Hüseyin ALPASLAN

Hüseyin ALPASLAN

[email protected]

BİRİNCİ DÜNYA SAVAŞI'NDA ERMENİLER VE TEHCİR-II

25 Haziran 2021 - 20:08

BİRİNCİ DÜNYA SAVAŞI’NDA ERMENİLER VE TEHCİR-II

    
Sevgili okurlar, aynı başlıklı yazımızın birinci bölümünde II. Meşrutiyetin ilanı sonrasında Ermeni komitelerinin yaptıkları faaliyetlerini anlatmıştık.

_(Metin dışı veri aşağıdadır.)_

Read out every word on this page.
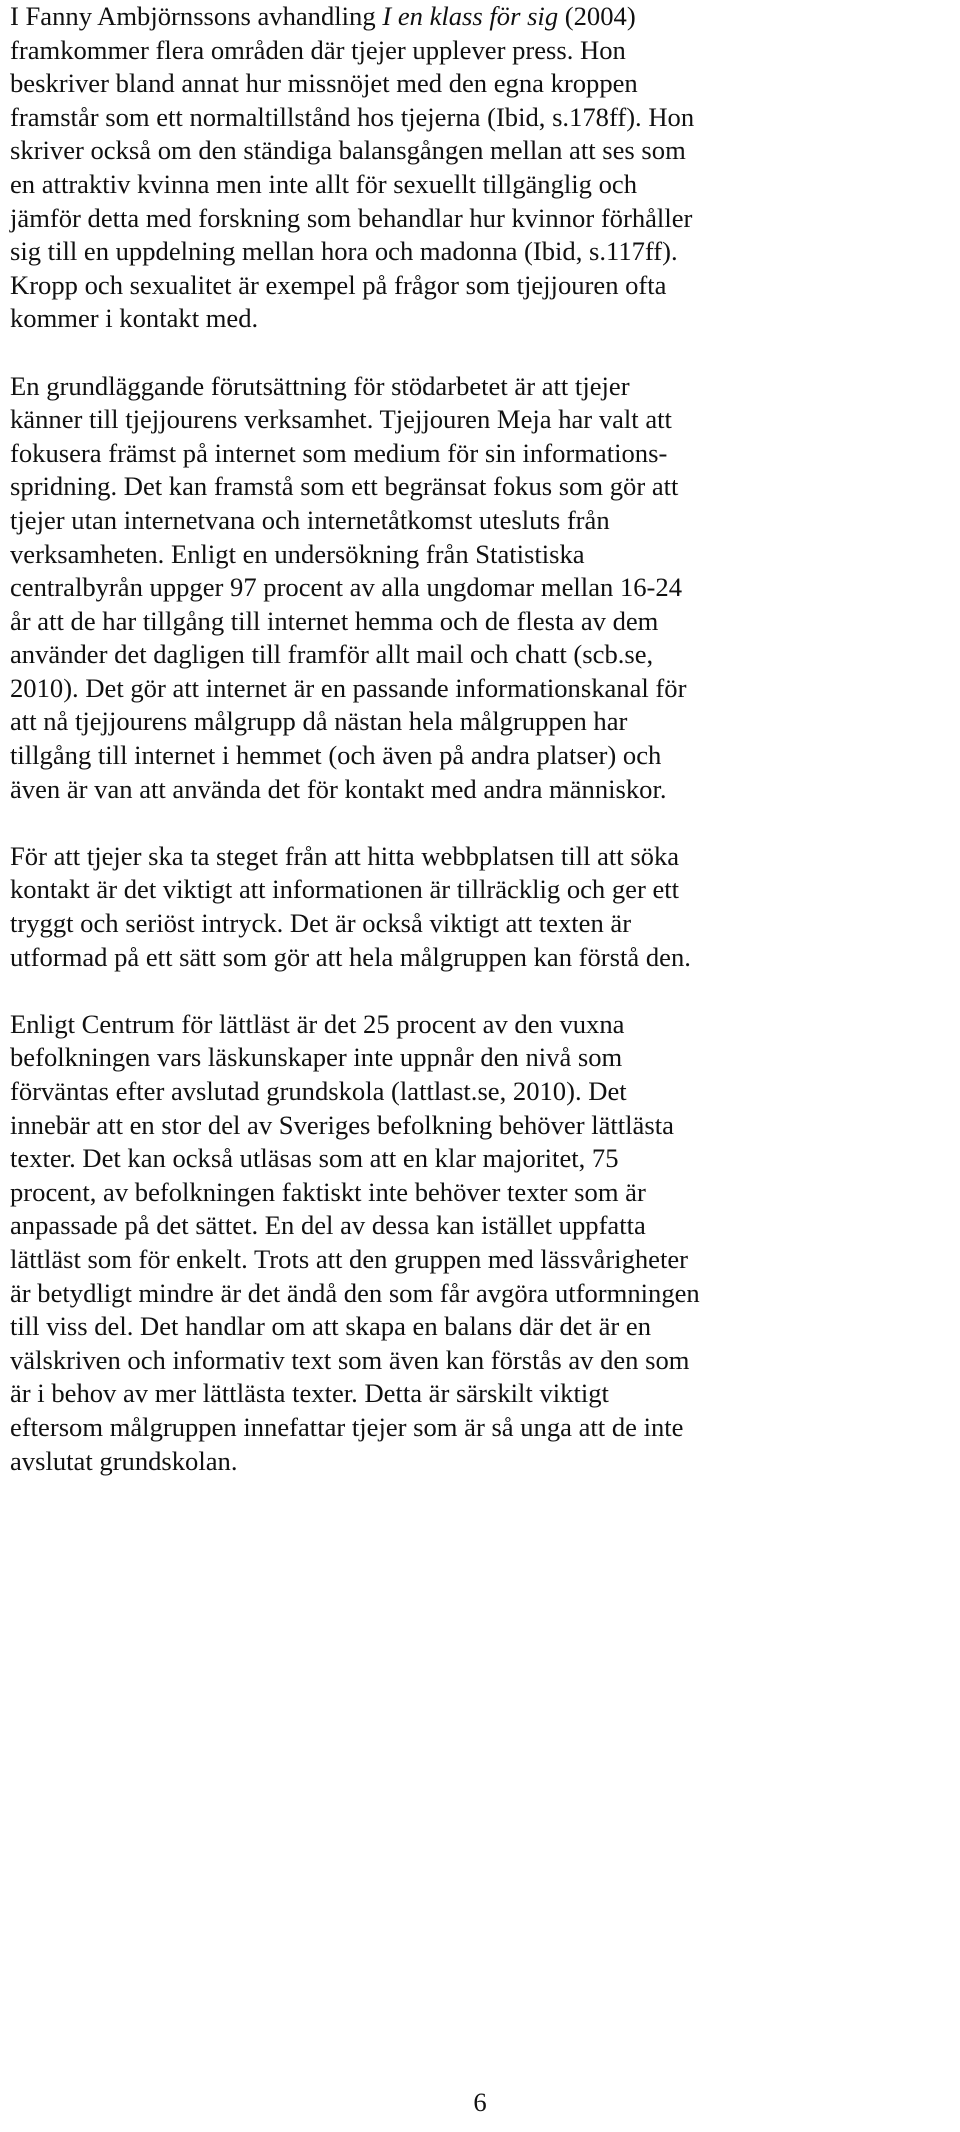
I Fanny Ambjörnssons avhandling I en klass för sig (2004)
framkommer flera områden där tjejer upplever press. Hon
beskriver bland annat hur missnöjet med den egna kroppen
framstår som ett normaltillstånd hos tjejerna (Ibid, s.178ff). Hon
skriver också om den ständiga balansgången mellan att ses som
en attraktiv kvinna men inte allt för sexuellt tillgänglig och
jämför detta med forskning som behandlar hur kvinnor förhåller
sig till en uppdelning mellan hora och madonna (Ibid, s.117ff).
Kropp och sexualitet är exempel på frågor som tjejjouren ofta
kommer i kontakt med.

En grundläggande förutsättning för stödarbetet är att tjejer
känner till tjejjourens verksamhet. Tjejjouren Meja har valt att
fokusera främst på internet som medium för sin informations-
spridning. Det kan framstå som ett begränsat fokus som gör att
tjejer utan internetvana och internetåtkomst utesluts från
verksamheten. Enligt en undersökning från Statistiska
centralbyrån uppger 97 procent av alla ungdomar mellan 16-24
år att de har tillgång till internet hemma och de flesta av dem
använder det dagligen till framför allt mail och chatt (scb.se,
2010). Det gör att internet är en passande informationskanal för
att nå tjejjourens målgrupp då nästan hela målgruppen har
tillgång till internet i hemmet (och även på andra platser) och
även är van att använda det för kontakt med andra människor.

För att tjejer ska ta steget från att hitta webbplatsen till att söka
kontakt är det viktigt att informationen är tillräcklig och ger ett
tryggt och seriöst intryck. Det är också viktigt att texten är
utformad på ett sätt som gör att hela målgruppen kan förstå den.

Enligt Centrum för lättläst är det 25 procent av den vuxna
befolkningen vars läskunskaper inte uppnår den nivå som
förväntas efter avslutad grundskola (lattlast.se, 2010). Det
innebär att en stor del av Sveriges befolkning behöver lättlästa
texter. Det kan också utläsas som att en klar majoritet, 75
procent, av befolkningen faktiskt inte behöver texter som är
anpassade på det sättet. En del av dessa kan istället uppfatta
lättläst som för enkelt. Trots att den gruppen med lässvårigheter
är betydligt mindre är det ändå den som får avgöra utformningen
till viss del. Det handlar om att skapa en balans där det är en
välskriven och informativ text som även kan förstås av den som
är i behov av mer lättlästa texter. Detta är särskilt viktigt
eftersom målgruppen innefattar tjejer som är så unga att de inte
avslutat grundskolan.

6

Bugün ise Birinci Dünya Savaşı’nda Ermenilerin hangi eylemlerinin Osmanlı Hükûmeti’ni Tehcir kararı almaya mecbur bıraktığını ve zorunlu göçe götüren süreci okuyacaksınız.

Tehcire Giden Süreç
Temelinde Avrupalı devletlerin emperyalist hırslarının yattığı Birinci Dünya Savaşı’na doğru hızla gidilirken; Osmanlı Devleti, Balkan Savaşı’ndan bu tarafa Ermeni komitelerin yaptığı faaliyetlerin ve özellikle doğu illerinde yaşayan Ermenilerdeki hareketliliğinin farkına vararak toprak bütünlüğüne halel getirecek bölücü tehlikeyi sezinlemiştir.   22 Temmuz 1913’te Edirne’nin Bulgarlardan geri alınışından sonra prestiji artan ve rütbesi kısa sürede albaylığa sonra da generalliğe yükseltilen Enver Paşa’nın 3 Ocak 1914’te Harbiye Nazırı olmasından sonra Osmanlı Hükûmeti’nin ve ülke yönetiminin tartışmasız tek sahibi olan Talat, Enver ve Cemal Paşaların, savaş öncesinde Uzlaşma Devletleri nezdinde yaptıkları girişimler, özellikle Rusya'nın reddetmesiyle olumsuz sonuçlanmıştır. İngiltere; üç milyon askere sahip olan ve Almanya'nın Avrupa’da Batı Cephesi’ne yüklenmesini zaafa uğratacak Rusya'dan vazgeçmektense, zaten çöküş içinde olan, asker, silah, araç ve gereç yönünden zayıf Osmanlı'dan ve Müslüman olan Türklerden vazgeçmeyi çıkarlarına ve inançlarına daha uygun görmüştür. 1907 yılında İngiltere ile Çarlık Rusya arasında imzalanan Reval Antlaşması’ndan bu tarafa Uzlaşma Devletleri’nin Osmanlı toprakları üzerinde emperyalist emelleri vardı ve savaşa girse de girmese de Osmanlı Devleti paylaşılacaktı. İtilaf Devletleri’nin savaş başlamadan önceki pozisyonları ve Osmanlı İmparatorluğu’na karşı izledikleri olumsuz siyaset, Osmanlı Hükûmeti’ni Almanya’nın kucağına doğru itmiştir. Osmanlı Devleti, savaşta tarafsız kalmayı arzu etmesine rağmen; yaşanan ekonomik zorluklar, acil likidite ihtiyacının olması, Balkan Savaşları’nda kaybedilen toprakları geri alabiliriz inancı, yalnız kalarak Rusya’nın işgaline uğrama korkusu ve Anlaşma Devletleri’nin yanında savaşa girmeyi cazip gören asker ve nazırların varlığı gibi saiklerden dolayı kendisini savaşın içinde bulmuştur[16].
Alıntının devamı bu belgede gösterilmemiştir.